Des mois durant, il s'imagina jouer les parties des plus grands maîtres et, après les avoir apprises par coeur, il joua contre lui-même, blanc contre noir, le moi contre lui, il se détesta, se haït, jusqu'à devenir complètement fou. 25 ans plus tard et pour la première fois, sur ce paquebot, la chance lui est donnée de jouer une partie sur un véritable échiquier et face à ce maître.

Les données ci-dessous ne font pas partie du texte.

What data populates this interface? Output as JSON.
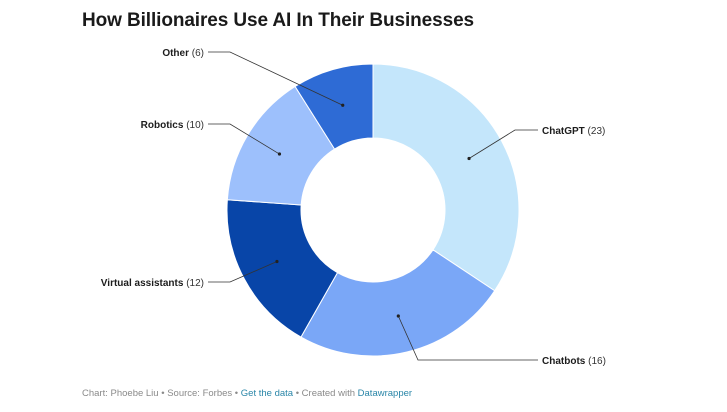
{
  "title": "How Billionaires Use AI In Their Businesses",
  "chart_data": {
    "type": "pie",
    "variant": "donut",
    "title": "How Billionaires Use AI In Their Businesses",
    "categories": [
      "ChatGPT",
      "Chatbots",
      "Virtual assistants",
      "Robotics",
      "Other"
    ],
    "values": [
      23,
      16,
      12,
      10,
      6
    ],
    "value_labels": [
      "(23)",
      "(16)",
      "(12)",
      "(10)",
      "(6)"
    ],
    "colors": [
      "#c4e6fb",
      "#7aa7f7",
      "#0845a8",
      "#9dc0fc",
      "#2e6bd5"
    ]
  },
  "footer": {
    "credit": "Chart: Phoebe Liu",
    "sep1": " • ",
    "source": "Source: Forbes",
    "sep2": " • ",
    "get_data": "Get the data",
    "sep3": " • ",
    "created_with": "Created with ",
    "tool": "Datawrapper"
  }
}
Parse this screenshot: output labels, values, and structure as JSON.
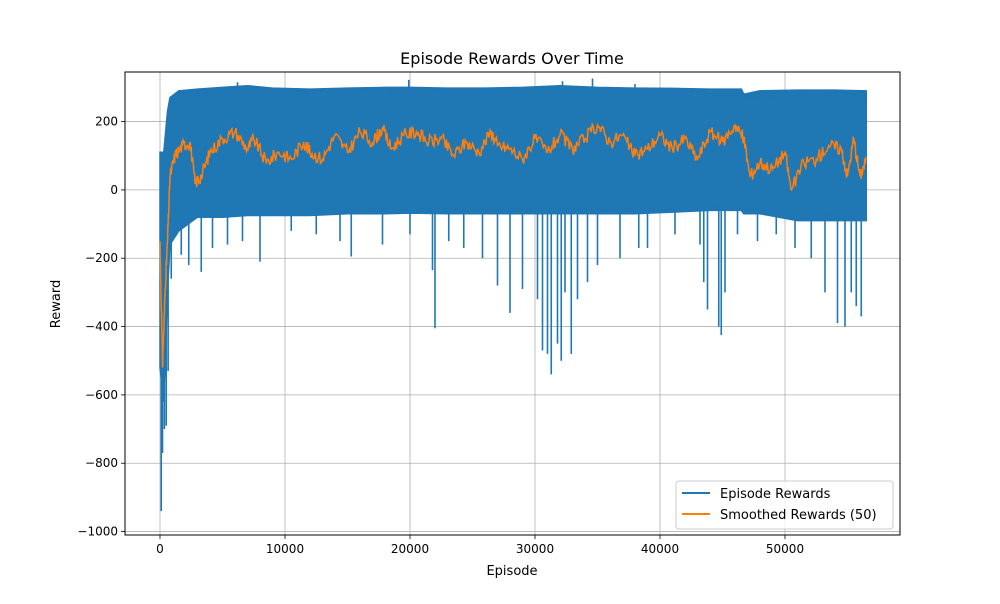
{
  "chart_data": {
    "type": "line",
    "title": "Episode Rewards Over Time",
    "xlabel": "Episode",
    "ylabel": "Reward",
    "xlim": [
      -2800,
      59200
    ],
    "ylim": [
      -1010,
      345
    ],
    "xticks": [
      0,
      10000,
      20000,
      30000,
      40000,
      50000
    ],
    "xtick_labels": [
      "0",
      "10000",
      "20000",
      "30000",
      "40000",
      "50000"
    ],
    "yticks": [
      -1000,
      -800,
      -600,
      -400,
      -200,
      0,
      200
    ],
    "ytick_labels": [
      "−1000",
      "−800",
      "−600",
      "−400",
      "−200",
      "0",
      "200"
    ],
    "grid": true,
    "legend_position": "lower right",
    "series": [
      {
        "name": "Episode Rewards",
        "color": "#1f77b4",
        "x_range": [
          0,
          56500
        ],
        "band": {
          "x": [
            0,
            300,
            600,
            800,
            1500,
            3000,
            5000,
            7000,
            9000,
            12000,
            15000,
            18000,
            20000,
            23000,
            26000,
            29000,
            32000,
            35000,
            38000,
            41000,
            44000,
            46500,
            46700,
            48000,
            51000,
            54000,
            56500
          ],
          "high": [
            110,
            110,
            230,
            270,
            290,
            295,
            300,
            305,
            298,
            295,
            298,
            300,
            300,
            298,
            298,
            300,
            305,
            300,
            298,
            297,
            295,
            295,
            280,
            290,
            292,
            292,
            290
          ],
          "low": [
            -520,
            -620,
            -300,
            -160,
            -120,
            -80,
            -80,
            -75,
            -75,
            -75,
            -70,
            -70,
            -68,
            -70,
            -70,
            -70,
            -70,
            -70,
            -70,
            -65,
            -60,
            -60,
            -70,
            -70,
            -90,
            -90,
            -90
          ]
        },
        "spikes": [
          {
            "x": 100,
            "y": -940
          },
          {
            "x": 200,
            "y": -770
          },
          {
            "x": 350,
            "y": -700
          },
          {
            "x": 500,
            "y": -690
          },
          {
            "x": 650,
            "y": -530
          },
          {
            "x": 900,
            "y": -260
          },
          {
            "x": 1700,
            "y": -190
          },
          {
            "x": 2300,
            "y": -220
          },
          {
            "x": 3300,
            "y": -240
          },
          {
            "x": 4200,
            "y": -170
          },
          {
            "x": 5400,
            "y": -160
          },
          {
            "x": 6600,
            "y": -150
          },
          {
            "x": 8000,
            "y": -210
          },
          {
            "x": 10500,
            "y": -120
          },
          {
            "x": 12500,
            "y": -130
          },
          {
            "x": 14400,
            "y": -150
          },
          {
            "x": 15300,
            "y": -195
          },
          {
            "x": 17800,
            "y": -160
          },
          {
            "x": 20000,
            "y": -130
          },
          {
            "x": 21800,
            "y": -235
          },
          {
            "x": 22000,
            "y": -405
          },
          {
            "x": 23100,
            "y": -150
          },
          {
            "x": 24300,
            "y": -170
          },
          {
            "x": 25800,
            "y": -200
          },
          {
            "x": 27000,
            "y": -280
          },
          {
            "x": 28000,
            "y": -360
          },
          {
            "x": 29000,
            "y": -290
          },
          {
            "x": 30200,
            "y": -320
          },
          {
            "x": 30600,
            "y": -470
          },
          {
            "x": 31000,
            "y": -480
          },
          {
            "x": 31300,
            "y": -540
          },
          {
            "x": 31800,
            "y": -450
          },
          {
            "x": 32100,
            "y": -500
          },
          {
            "x": 32400,
            "y": -300
          },
          {
            "x": 32900,
            "y": -480
          },
          {
            "x": 33400,
            "y": -320
          },
          {
            "x": 34200,
            "y": -270
          },
          {
            "x": 35000,
            "y": -220
          },
          {
            "x": 36800,
            "y": -200
          },
          {
            "x": 38300,
            "y": -170
          },
          {
            "x": 39000,
            "y": -170
          },
          {
            "x": 41200,
            "y": -130
          },
          {
            "x": 43200,
            "y": -160
          },
          {
            "x": 43500,
            "y": -270
          },
          {
            "x": 43800,
            "y": -350
          },
          {
            "x": 44700,
            "y": -400
          },
          {
            "x": 44900,
            "y": -425
          },
          {
            "x": 45200,
            "y": -300
          },
          {
            "x": 46200,
            "y": -130
          },
          {
            "x": 47800,
            "y": -150
          },
          {
            "x": 49300,
            "y": -130
          },
          {
            "x": 50800,
            "y": -170
          },
          {
            "x": 52100,
            "y": -200
          },
          {
            "x": 53200,
            "y": -300
          },
          {
            "x": 54200,
            "y": -390
          },
          {
            "x": 54800,
            "y": -400
          },
          {
            "x": 55300,
            "y": -300
          },
          {
            "x": 55700,
            "y": -340
          },
          {
            "x": 56100,
            "y": -370
          }
        ],
        "peaks": [
          {
            "x": 6200,
            "y": 315
          },
          {
            "x": 19900,
            "y": 322
          },
          {
            "x": 32200,
            "y": 318
          },
          {
            "x": 34600,
            "y": 326
          },
          {
            "x": 38000,
            "y": 310
          }
        ]
      },
      {
        "name": "Smoothed Rewards (50)",
        "color": "#ff7f0e",
        "x": [
          0,
          200,
          400,
          600,
          800,
          1200,
          1800,
          2400,
          2800,
          3300,
          4000,
          5000,
          6000,
          7000,
          7500,
          8500,
          9500,
          10500,
          11500,
          12000,
          13000,
          14000,
          15000,
          16000,
          17000,
          17800,
          18500,
          19500,
          20500,
          21500,
          22500,
          23500,
          24500,
          25500,
          26500,
          27000,
          28000,
          29000,
          30000,
          31000,
          32000,
          33000,
          34000,
          35000,
          36000,
          37000,
          38000,
          39000,
          40000,
          41000,
          42000,
          43000,
          44000,
          45000,
          46000,
          46700,
          47200,
          48000,
          49000,
          50000,
          50500,
          51500,
          52500,
          53500,
          54500,
          55000,
          55500,
          56000,
          56500
        ],
        "values": [
          -150,
          -520,
          -300,
          -150,
          40,
          100,
          130,
          140,
          20,
          40,
          110,
          150,
          170,
          120,
          150,
          80,
          110,
          90,
          140,
          110,
          90,
          160,
          110,
          170,
          140,
          180,
          120,
          160,
          170,
          140,
          150,
          100,
          140,
          110,
          170,
          130,
          120,
          90,
          150,
          110,
          160,
          120,
          150,
          190,
          140,
          160,
          100,
          120,
          160,
          120,
          150,
          90,
          170,
          140,
          190,
          150,
          40,
          80,
          60,
          110,
          0,
          80,
          90,
          130,
          120,
          40,
          150,
          40,
          90
        ]
      }
    ]
  }
}
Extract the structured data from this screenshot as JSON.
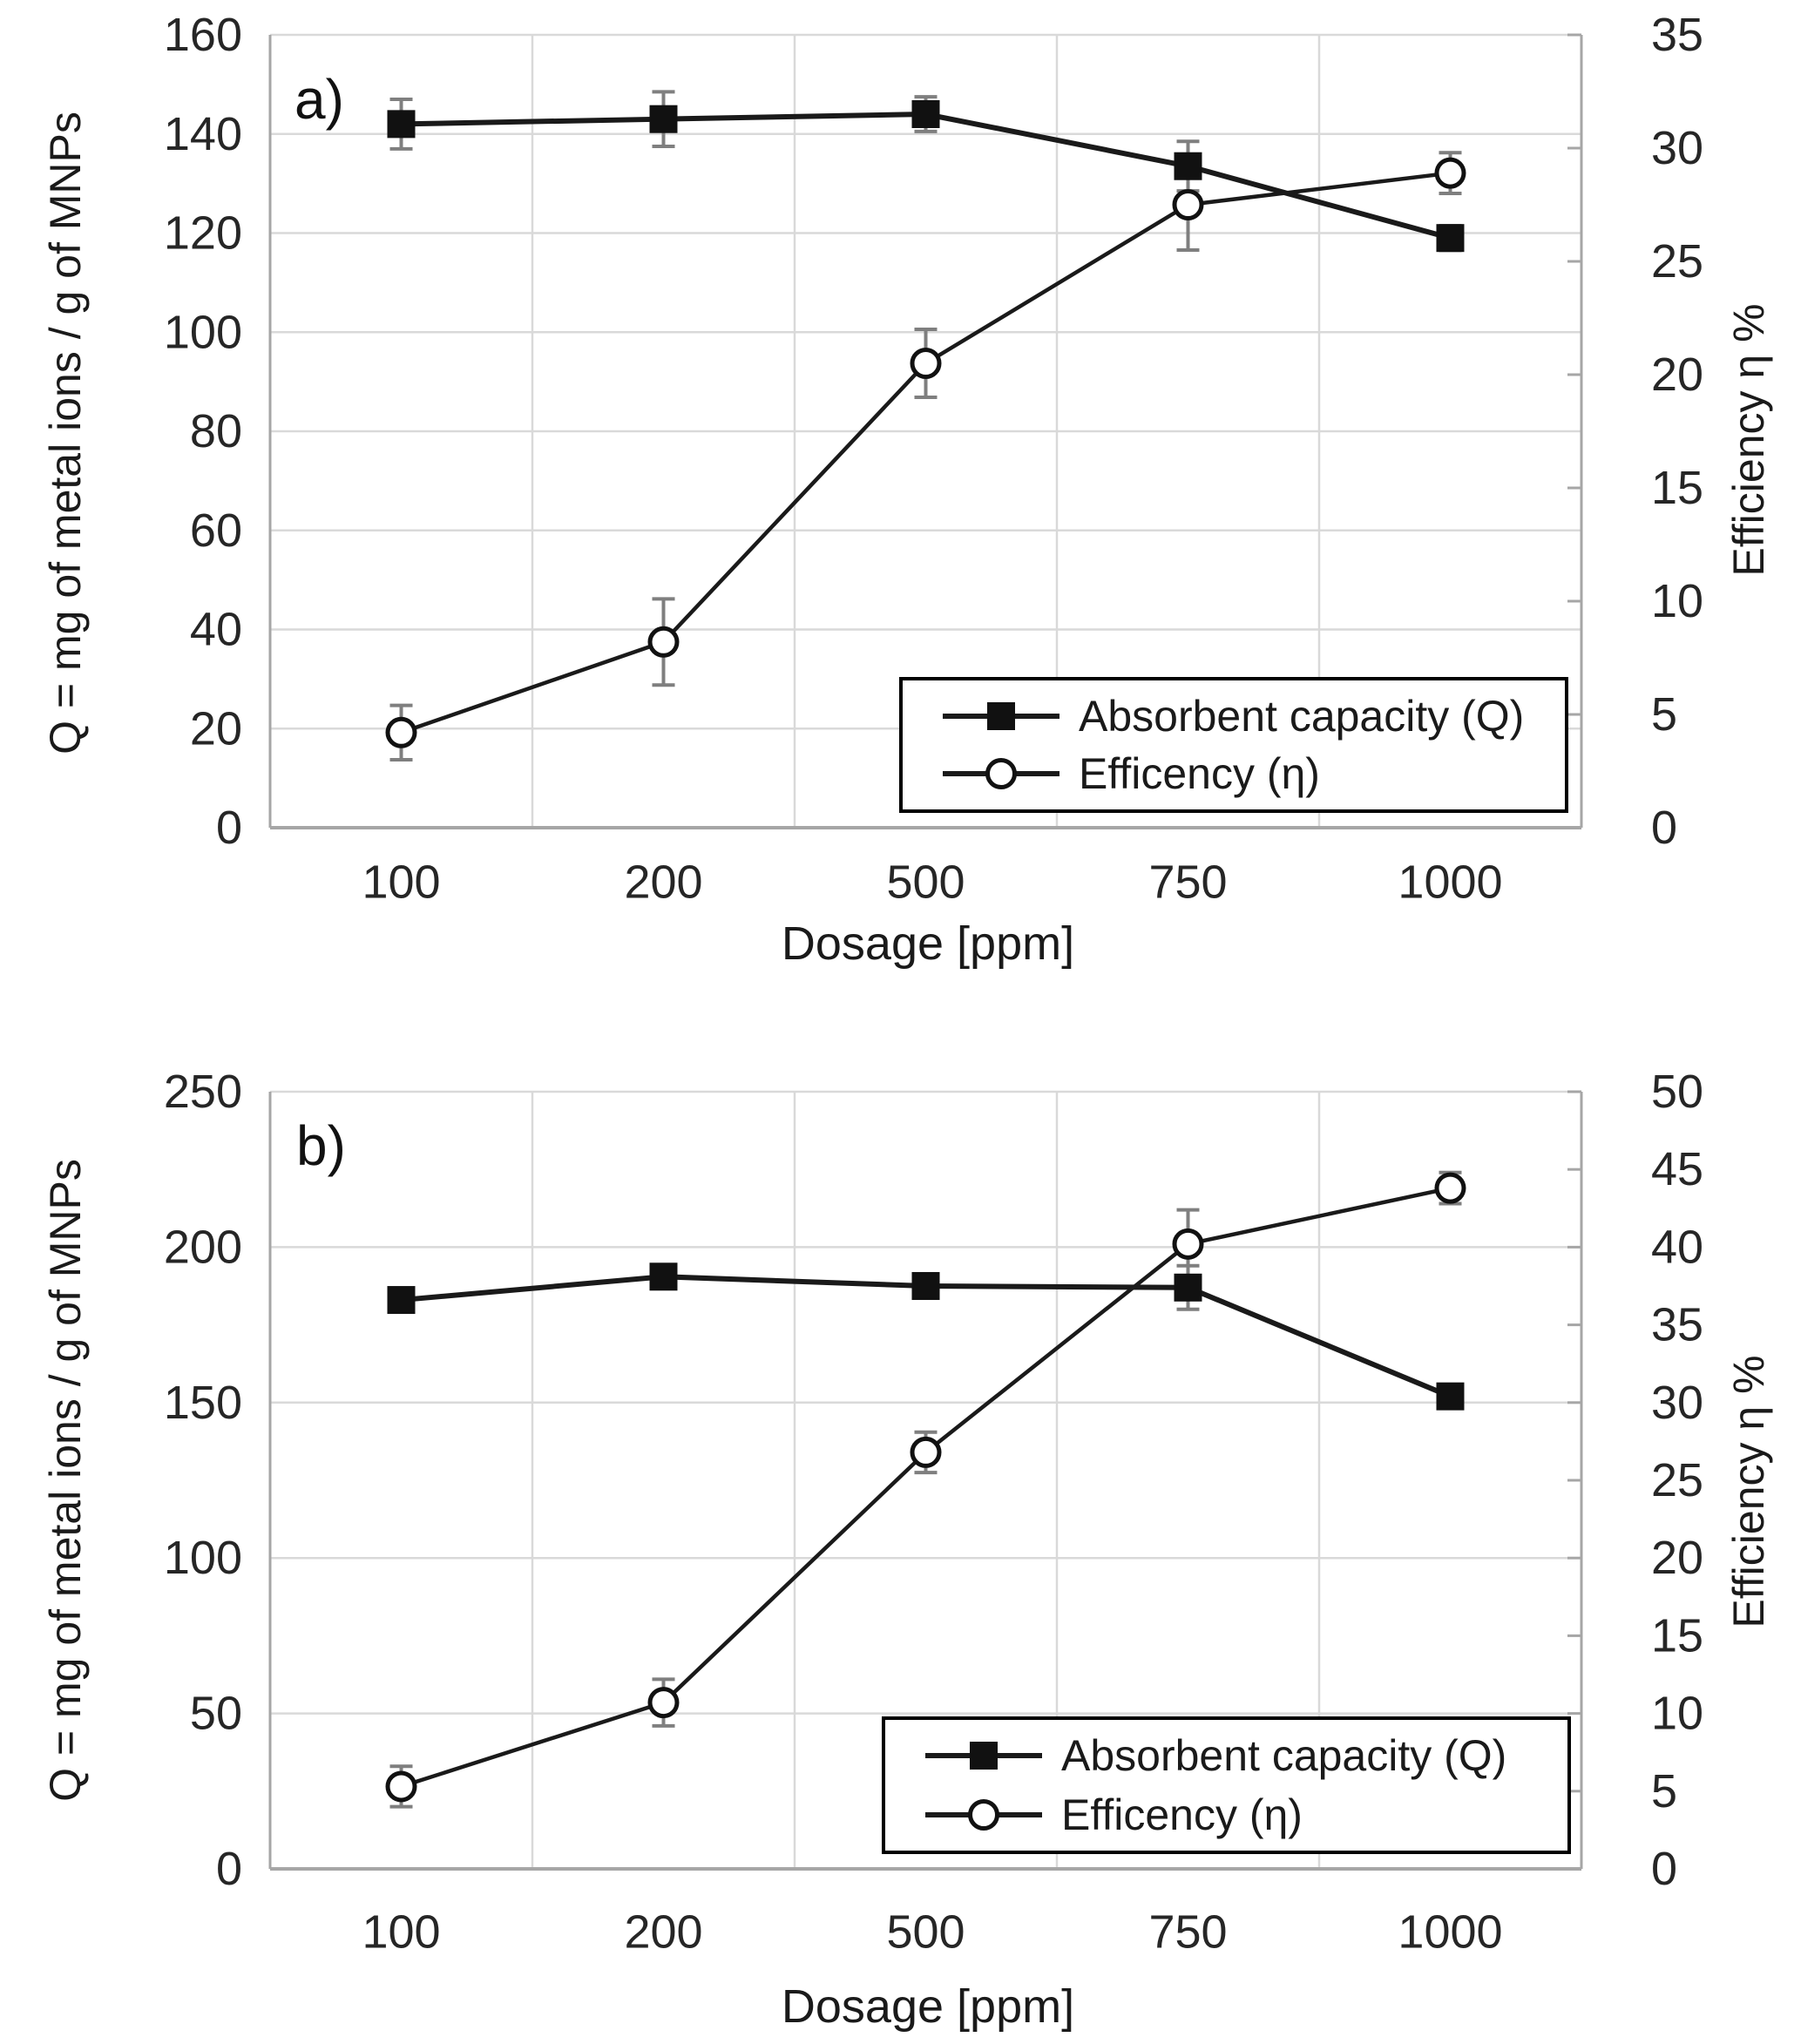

♟Zweig s'est suicidé avec sa compagne le 22 février 1942, à l'aube d'un monde en perdition, dont l'inéluctable dessein lui est insupportable. le Joueur d'échecs, publié à titre posthume, en est le parfait reflet : un homme dénué de tout sentiment, ignorant mais néanmoins intelligent (pourvu d'un don, disons) supérieur, hautain et imbu de sa personne qui fascine pourtant le monde, fait face à un homme au bord de la folie, détruit et reconstruit, torturé et maltraité,prêt à rechuter à n'importe quel coup, pourvu que les parties se multiplient, et dont seule l'intelligence raisonnée, exercée avec acharnement, a permis le salut. Deux hommes se font face, deux intelligences, deux secrets, deux vies, deux mondes, le mécanique et le combatif, sur ce microcosme infini que représentent soixante-quatre cases.